Jerry Lewis no Festival de Cannes em 2013: ator foi tão divertido na tela quanto intolerante na vida real
Jerry Lewis no Festival de Cannes em 2013: ator foi tão divertido na tela quanto intolerante na vida real | Foto: Anne-Christine Poujoulat/ AFP



Quarenta anos (e dois dias) depois da morte de Groucho Marx, o cômico estadunidense Jerry Lewis morreu aos 91 anos. A coincidência entre o aniversário de um e a morte do outro oferece a tentação de tentar explicar um ator por oposição ao outro. Como tantas vezes, os contrários se explicam mutuamente. Groucho, já se disse tantas vezes, baseava todo seu êxito no humor escrito, no engenho e na agilidade mental. Lewis, ao contrário, navegava na herança dos cômicos palhaços da geração anterior. Suas gags se baseavam em sua expressão corporal, no velho instinto de imitação e na tradição dos bobos como personagens de comédia. A linhagem remonta a Chaplin, Lloyd, Keaton, Laurel, Tati. Herdeiros? Quase ninguém, talvez o Jim Carrey dos anos 1990, aquele de antes de "Brilho Eterno de Uma Mente sem Lembranças".
Um dos grandes comediantes do século 20, Lewis cresceu no ambiente do show business por conta de pais artistas. Nos anos 1940, fez dupla cômica famosa e duradoura com o cantor Dean Martin, com quem trabalhou em 16 filmes. Mas quando a química da parceria chegou ao fim, teve que se reinventar depois da ruptura traumática. À maneira de Chaplin, não como a mesma genialidade, claro, Jerry Lewis passou a escrever, dirigir e interpretar muitos de seus filmes seguintes, sempre com olho clínico para os aspectos mais técnicos do cinema. Seu grande mestre foi o diretor Frank Tashlin, um dos grandes gênios da piada visual.

Jerry Lewis em ‘O Professor Aloprado’ (1963), um dos seus filmes mais famosos, baseado em ‘O Médico e o Monstro’
Jerry Lewis em ‘O Professor Aloprado’ (1963), um dos seus filmes mais famosos, baseado em ‘O Médico e o Monstro’ | Foto: Fotos: Reprodução



É desta época (1963) seu filme mais inventivo (e popular), "O Professor Aloprado", versão muito livre e original do clássico da literatura e cinema "O Médico e o Monstro", mas Lewis fez outros muito bons, como "O Terror das Mulheres", "O Bagunceiro Arrumadinho" e "O Mensageiro Trapalhão". Sobre ele, Martin Scorsese disse em 2013: "Continuo vendo os filmes que Jerry fez ao longo dos anos. Seu aspecto visionário, sua mise en scène, a clareza de seus planos, a composição, o ritmo e os personagens na tela são inesquecíveis".
Foi Scorsese que o tirou do ostracismo em "O Rei da Comédia", filme em que o ator interpretou muito a si mesmo, recebendo principalmente o reconhecimento da crítica europeia – que sempre o recebeu com mais generosidade do que a americana.

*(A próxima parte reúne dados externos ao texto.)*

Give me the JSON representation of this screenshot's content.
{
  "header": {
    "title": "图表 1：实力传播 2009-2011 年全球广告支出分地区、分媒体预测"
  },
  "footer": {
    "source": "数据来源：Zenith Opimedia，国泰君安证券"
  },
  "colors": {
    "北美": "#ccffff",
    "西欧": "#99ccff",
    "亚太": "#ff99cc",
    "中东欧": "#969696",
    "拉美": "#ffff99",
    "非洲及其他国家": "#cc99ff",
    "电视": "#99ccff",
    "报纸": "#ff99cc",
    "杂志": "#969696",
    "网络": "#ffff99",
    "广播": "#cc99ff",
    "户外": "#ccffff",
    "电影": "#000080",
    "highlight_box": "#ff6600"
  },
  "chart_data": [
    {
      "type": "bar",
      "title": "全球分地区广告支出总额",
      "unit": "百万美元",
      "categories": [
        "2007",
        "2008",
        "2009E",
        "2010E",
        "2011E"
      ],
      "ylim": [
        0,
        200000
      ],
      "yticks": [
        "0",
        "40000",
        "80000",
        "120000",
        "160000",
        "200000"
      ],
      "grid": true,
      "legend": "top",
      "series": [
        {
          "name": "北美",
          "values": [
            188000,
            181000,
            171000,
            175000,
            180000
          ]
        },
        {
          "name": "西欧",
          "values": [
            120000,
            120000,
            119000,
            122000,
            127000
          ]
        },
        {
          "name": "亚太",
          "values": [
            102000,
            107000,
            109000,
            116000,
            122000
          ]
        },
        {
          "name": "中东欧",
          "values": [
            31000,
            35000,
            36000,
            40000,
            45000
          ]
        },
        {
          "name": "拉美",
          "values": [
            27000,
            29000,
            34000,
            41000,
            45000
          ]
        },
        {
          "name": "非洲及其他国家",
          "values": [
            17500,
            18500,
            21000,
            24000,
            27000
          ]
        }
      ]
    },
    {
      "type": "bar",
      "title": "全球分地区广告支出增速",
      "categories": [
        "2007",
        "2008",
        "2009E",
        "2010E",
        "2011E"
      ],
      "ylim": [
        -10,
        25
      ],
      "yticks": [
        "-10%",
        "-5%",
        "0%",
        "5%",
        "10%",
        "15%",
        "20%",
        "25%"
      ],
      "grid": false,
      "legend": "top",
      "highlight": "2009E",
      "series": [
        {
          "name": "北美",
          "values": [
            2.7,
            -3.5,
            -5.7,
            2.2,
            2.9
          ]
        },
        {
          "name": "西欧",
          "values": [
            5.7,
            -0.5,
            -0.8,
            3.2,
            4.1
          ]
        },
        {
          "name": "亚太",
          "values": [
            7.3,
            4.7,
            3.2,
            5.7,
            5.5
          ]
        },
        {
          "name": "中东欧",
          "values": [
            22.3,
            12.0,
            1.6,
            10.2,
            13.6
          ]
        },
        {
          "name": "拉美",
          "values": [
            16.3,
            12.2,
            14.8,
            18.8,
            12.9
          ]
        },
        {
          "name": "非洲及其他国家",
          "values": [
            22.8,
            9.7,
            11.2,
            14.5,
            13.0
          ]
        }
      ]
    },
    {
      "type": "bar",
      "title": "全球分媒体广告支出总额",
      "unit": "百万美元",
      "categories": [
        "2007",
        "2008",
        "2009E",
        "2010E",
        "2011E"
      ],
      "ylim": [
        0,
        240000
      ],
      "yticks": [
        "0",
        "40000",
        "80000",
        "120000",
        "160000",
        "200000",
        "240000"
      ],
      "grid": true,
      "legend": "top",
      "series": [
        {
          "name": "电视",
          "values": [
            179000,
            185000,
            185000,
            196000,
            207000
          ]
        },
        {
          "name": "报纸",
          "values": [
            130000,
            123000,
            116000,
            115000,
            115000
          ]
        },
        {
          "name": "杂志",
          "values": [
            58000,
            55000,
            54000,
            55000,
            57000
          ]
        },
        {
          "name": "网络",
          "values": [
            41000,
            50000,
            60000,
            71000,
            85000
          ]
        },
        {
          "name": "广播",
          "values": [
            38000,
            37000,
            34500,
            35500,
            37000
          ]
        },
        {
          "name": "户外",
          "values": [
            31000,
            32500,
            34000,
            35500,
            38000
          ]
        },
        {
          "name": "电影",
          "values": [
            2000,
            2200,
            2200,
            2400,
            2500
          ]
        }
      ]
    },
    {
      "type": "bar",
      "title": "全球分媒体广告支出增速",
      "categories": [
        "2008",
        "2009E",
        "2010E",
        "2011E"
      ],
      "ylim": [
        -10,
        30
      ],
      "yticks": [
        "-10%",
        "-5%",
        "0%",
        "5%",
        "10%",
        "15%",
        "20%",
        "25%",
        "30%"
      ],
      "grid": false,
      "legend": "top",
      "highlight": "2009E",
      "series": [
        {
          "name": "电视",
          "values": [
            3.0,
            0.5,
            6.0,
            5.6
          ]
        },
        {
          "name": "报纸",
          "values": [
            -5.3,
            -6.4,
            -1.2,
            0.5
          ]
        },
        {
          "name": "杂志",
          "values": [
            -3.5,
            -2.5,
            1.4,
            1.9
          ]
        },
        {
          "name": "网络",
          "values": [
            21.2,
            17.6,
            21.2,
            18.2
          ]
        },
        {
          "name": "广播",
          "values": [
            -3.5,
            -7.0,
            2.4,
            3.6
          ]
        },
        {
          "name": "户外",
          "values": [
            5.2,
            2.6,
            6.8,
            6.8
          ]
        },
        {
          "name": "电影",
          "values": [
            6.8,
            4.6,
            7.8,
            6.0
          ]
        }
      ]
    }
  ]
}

Em ‘O Bagunceiro Arrumadinho’  (1964) ele interpretou um enfermeiro que adquire os males dos pacientes
Em ‘O Bagunceiro Arrumadinho’ (1964) ele interpretou um enfermeiro que adquire os males dos pacientes



Lewis foi tão divertido na tela quanto impaciente, intolerante, mau humorado e grosseiro no trato diário, embora fosse notável sua atuação filantrópica, especialmente no suporte financeiro na luta a favor dos portadores de distrofia muscular. Sua saúde não lhe deu vida fácil: câncer de próstata, severa cirurgia cardíaca e dores crônicas na espinha dorsal, que provocaram sua adição a analgésicos à base de ópio. Severa punição para suas manifestações homofóbicas e racistas. Republicano notório, apoiou e saudou efusivamente a vitória de Trump.
Deixou inacabado um filme maldito, de 1972: "O Dia em que o Palhaço Chorou", sobre crianças judias num campo de concentração na 2ª Guerra Mundial.